CHEMS, le dernier Zarca : Drogue, orgasmes multiples et dépendance.

Chems de Johann Zarca

Après avoir obtenu le prix flore en 2017 pour « Paname Underground », Johann Zarca et son dernier roman étaient très attendus. Cet écrivain autodidacte et atypique avait su séduire un large éventail de lecteurs, friands de son phrasé argotique et urbain. Moi-même étant plutôt fan des anti-héros ainsi que des livres mi-fiction mi-enquête immersive, j’étais assez impatient. « Chems » est sorti en février et je me suis précipité pour l’acheter.

LE PITCH

Zède est un écrivain et un journaliste très spécial. C’est un habitué des enquêtes dans le milieu underground parisien. Lorsqu’il entend parler du Chemsex, contraction de chemical sex, il est implacablement attiré par cette nouveauté : il faut qu’il écrive un article sur le sujet. Comme son nom l’indique, le Chemsex est la pratique du sexe sous drogues, notamment les nouvelles drogues de synthèse. Très en vogue dans les milieux gays et partouzeurs, la prise de ces psychotropes a pour fonction d’améliorer les performances sexuelles et de décupler les orgasmes. Zède étant un reporter consciencieux, il se doit d’essayer avant d’écrire son papier. Au fur et à mesure de ses rencontres, entre dealers et « partenaires de jeux », il se laisse aller et en redemande encore et encore.

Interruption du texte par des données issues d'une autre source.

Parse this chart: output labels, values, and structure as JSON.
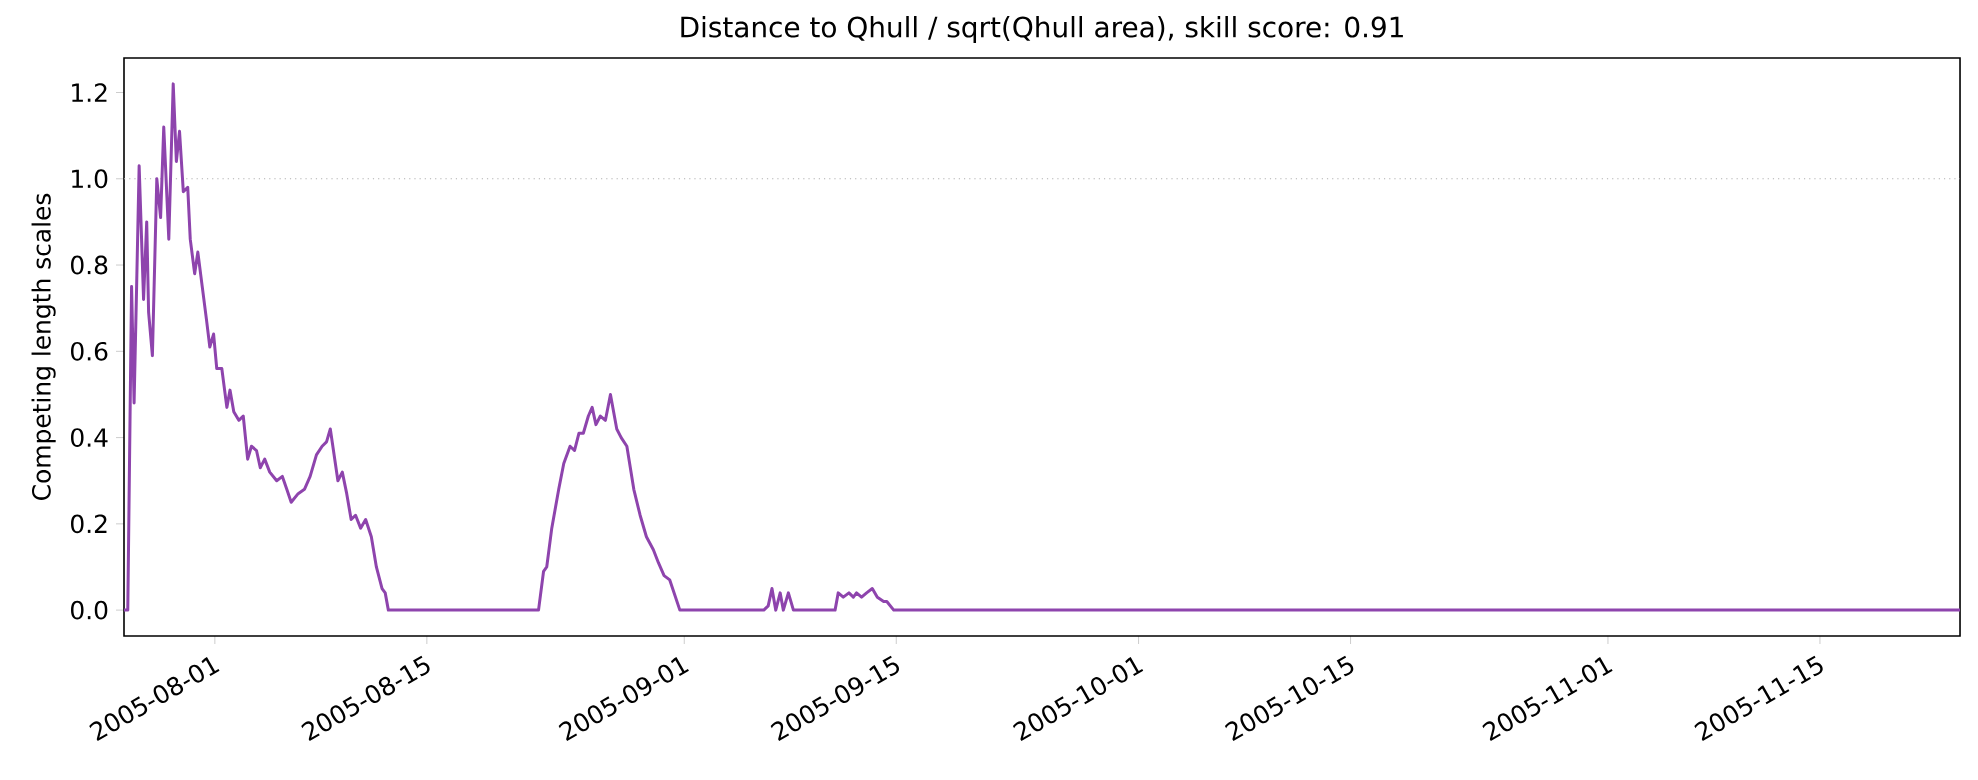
{
  "chart_data": {
    "type": "line",
    "title": "Distance to Qhull / sqrt(Qhull area), skill score: 0.91",
    "ylabel": "Competing length scales",
    "xlim": [
      "2005-07-26T00:00",
      "2005-11-24T06:00"
    ],
    "ylim": [
      -0.06,
      1.28
    ],
    "xticks": [
      "2005-08-01",
      "2005-08-15",
      "2005-09-01",
      "2005-09-15",
      "2005-10-01",
      "2005-10-15",
      "2005-11-01",
      "2005-11-15"
    ],
    "yticks": [
      {
        "value": 0,
        "label": "0.0"
      },
      0.2,
      0.4,
      0.6,
      0.8,
      {
        "value": 1,
        "label": "1.0"
      },
      1.2
    ],
    "ref_lines": [
      {
        "axis": "y",
        "value": 1,
        "color": "#b0b0b0",
        "line_style": "dotted"
      }
    ],
    "marker": "none",
    "line_style": "solid",
    "grid": false,
    "series": [
      {
        "color": "#8e44ad",
        "x": [
          "2005-07-26T00:00",
          "2005-07-26T06:00",
          "2005-07-26T12:00",
          "2005-07-26T16:00",
          "2005-07-26T20:00",
          "2005-07-27T00:00",
          "2005-07-27T07:00",
          "2005-07-27T12:00",
          "2005-07-27T15:00",
          "2005-07-27T21:00",
          "2005-07-28T04:00",
          "2005-07-28T10:00",
          "2005-07-28T15:00",
          "2005-07-28T23:00",
          "2005-07-29T06:00",
          "2005-07-29T11:00",
          "2005-07-29T16:00",
          "2005-07-29T22:00",
          "2005-07-30T05:00",
          "2005-07-30T09:00",
          "2005-07-30T16:00",
          "2005-07-30T21:00",
          "2005-07-31T04:00",
          "2005-07-31T11:00",
          "2005-07-31T16:00",
          "2005-07-31T22:00",
          "2005-08-01T03:00",
          "2005-08-01T11:00",
          "2005-08-01T19:00",
          "2005-08-02T00:00",
          "2005-08-02T06:00",
          "2005-08-02T14:00",
          "2005-08-02T21:00",
          "2005-08-03T04:00",
          "2005-08-03T10:00",
          "2005-08-03T18:00",
          "2005-08-04T00:00",
          "2005-08-04T07:00",
          "2005-08-04T15:00",
          "2005-08-05T02:00",
          "2005-08-05T11:00",
          "2005-08-05T18:00",
          "2005-08-06T01:00",
          "2005-08-06T12:00",
          "2005-08-06T22:00",
          "2005-08-07T07:00",
          "2005-08-07T17:00",
          "2005-08-08T02:00",
          "2005-08-08T09:00",
          "2005-08-08T15:00",
          "2005-08-08T21:00",
          "2005-08-09T03:00",
          "2005-08-09T10:00",
          "2005-08-09T17:00",
          "2005-08-10T00:00",
          "2005-08-10T07:00",
          "2005-08-10T15:00",
          "2005-08-10T23:00",
          "2005-08-11T08:00",
          "2005-08-11T16:00",
          "2005-08-12T01:00",
          "2005-08-12T06:00",
          "2005-08-12T11:00",
          "2005-08-22T06:00",
          "2005-08-22T09:00",
          "2005-08-22T17:00",
          "2005-08-22T22:00",
          "2005-08-23T06:00",
          "2005-08-23T17:00",
          "2005-08-24T01:00",
          "2005-08-24T11:00",
          "2005-08-24T18:00",
          "2005-08-25T01:00",
          "2005-08-25T08:00",
          "2005-08-25T16:00",
          "2005-08-25T22:00",
          "2005-08-26T04:00",
          "2005-08-26T11:00",
          "2005-08-26T19:00",
          "2005-08-27T03:00",
          "2005-08-27T13:00",
          "2005-08-27T20:00",
          "2005-08-28T05:00",
          "2005-08-28T16:00",
          "2005-08-29T02:00",
          "2005-08-29T12:00",
          "2005-08-29T23:00",
          "2005-08-30T07:00",
          "2005-08-30T16:00",
          "2005-08-31T01:00",
          "2005-08-31T17:00",
          "2005-09-06T06:00",
          "2005-09-06T13:00",
          "2005-09-06T19:00",
          "2005-09-07T01:00",
          "2005-09-07T08:00",
          "2005-09-07T13:00",
          "2005-09-07T21:00",
          "2005-09-08T05:00",
          "2005-09-10T23:00",
          "2005-09-11T04:00",
          "2005-09-11T12:00",
          "2005-09-11T21:00",
          "2005-09-12T04:00",
          "2005-09-12T09:00",
          "2005-09-12T17:00",
          "2005-09-13T01:00",
          "2005-09-13T10:00",
          "2005-09-13T18:00",
          "2005-09-14T04:00",
          "2005-09-14T09:00",
          "2005-09-14T20:00",
          "2005-11-24T06:00"
        ],
        "values": [
          0,
          0,
          0.75,
          0.48,
          0.75,
          1.03,
          0.72,
          0.9,
          0.69,
          0.59,
          1.0,
          0.91,
          1.12,
          0.86,
          1.22,
          1.04,
          1.11,
          0.97,
          0.98,
          0.86,
          0.78,
          0.83,
          0.75,
          0.67,
          0.61,
          0.64,
          0.56,
          0.56,
          0.47,
          0.51,
          0.46,
          0.44,
          0.45,
          0.35,
          0.38,
          0.37,
          0.33,
          0.35,
          0.32,
          0.3,
          0.31,
          0.28,
          0.25,
          0.27,
          0.28,
          0.31,
          0.36,
          0.38,
          0.39,
          0.42,
          0.36,
          0.3,
          0.32,
          0.27,
          0.21,
          0.22,
          0.19,
          0.21,
          0.17,
          0.1,
          0.05,
          0.04,
          0,
          0,
          0,
          0.09,
          0.1,
          0.19,
          0.28,
          0.34,
          0.38,
          0.37,
          0.41,
          0.41,
          0.45,
          0.47,
          0.43,
          0.45,
          0.44,
          0.5,
          0.42,
          0.4,
          0.38,
          0.28,
          0.22,
          0.17,
          0.14,
          0.11,
          0.08,
          0.07,
          0,
          0,
          0.01,
          0.05,
          0,
          0.04,
          0,
          0.04,
          0,
          0,
          0.04,
          0.03,
          0.04,
          0.03,
          0.04,
          0.03,
          0.04,
          0.05,
          0.03,
          0.02,
          0.02,
          0,
          0
        ]
      }
    ]
  }
}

Il s’abandonne corps et âme dans ces plaisirs éphémères sans se rendre compte de l’isolement qu’ils génèrent. Délaissant sa femme enceinte et son jeune fils, il va plonger progressivement mais inexorablement dans les abîmes de ce monde qui n’épargne personne.

LE FOND ET LA FORME

Zarca cultive, comme à son habitude, l’ambiguïté évidente entre son personnage et lui. Zède est romancier et pigiste, comme lui. Il fréquente assidûment les milieux festifs et cachés de Paris, comme lui. Il a écrit un livre qui s’intitule « Paris Underground » alors que celui de Zarca avait pour titre « Paname Underground ». Bref, ses lecteurs s’interrogent sur la part d’enquête journalistique et celle du roman. Les thèmes fétiches de l’auteur sont bien présents : les addictions, les pulsions, les compulsions ou encore les obsessions. On retrouve aussi sa virtuosité à décrire la descente aux enfers d’un homme, sa dépendance et sa déchéance physique. Si l’on ne doute pas du fait que le narrateur soit un personnage et non l’auteur lui-même, ce dernier est, en tout cas, parfaitement documenté. MDPV, 3-MMC, 4-MEC, GBL… On croirait lire des noms de robots humanoïdes dans un livre SF. Ce sont les drogues de synthèse citées en série dans le livre façon ordonnances médicamenteuses.

LE BILAN

J’aime beaucoup Johann Zarca. Son parcours est incroyable. Partir d’un blog, puis s’auto-éditer, obtenir contre toute attente un prix littéraire majeur, et continuer sa carrière chez Grasset… Beaucoup d’aspirants écrivains, dont je suis peut-être un peu, en rêveraient. Pourtant, et parce qu’il faut bien que je sois honnête, j’ai été assez déçu par « Chems ». La qualité de description de l’avilissement façon Charles Bukowski que j’avais entrevue dans « Paname Underground », je ne l’ai pas retrouvée ici. Le jusqu’au-boutisme à la Virginie Despentes non plus. Les personnages sont moins profonds, moins fouillés, plus superficiels. Pour ceux qui ne connaissent pas l’œuvre de Zarca, je recommande donc chaudement de commencer par « Paname Underground » disponible aux éditions Le Livre de Poche. Je vous invite aussi à regarder ses interviews, pour vous rendre compte à quel point l’homme est attachant. Enfin, je vous rappelle que l’addiction à la littérature n’est absolument pas un fléau.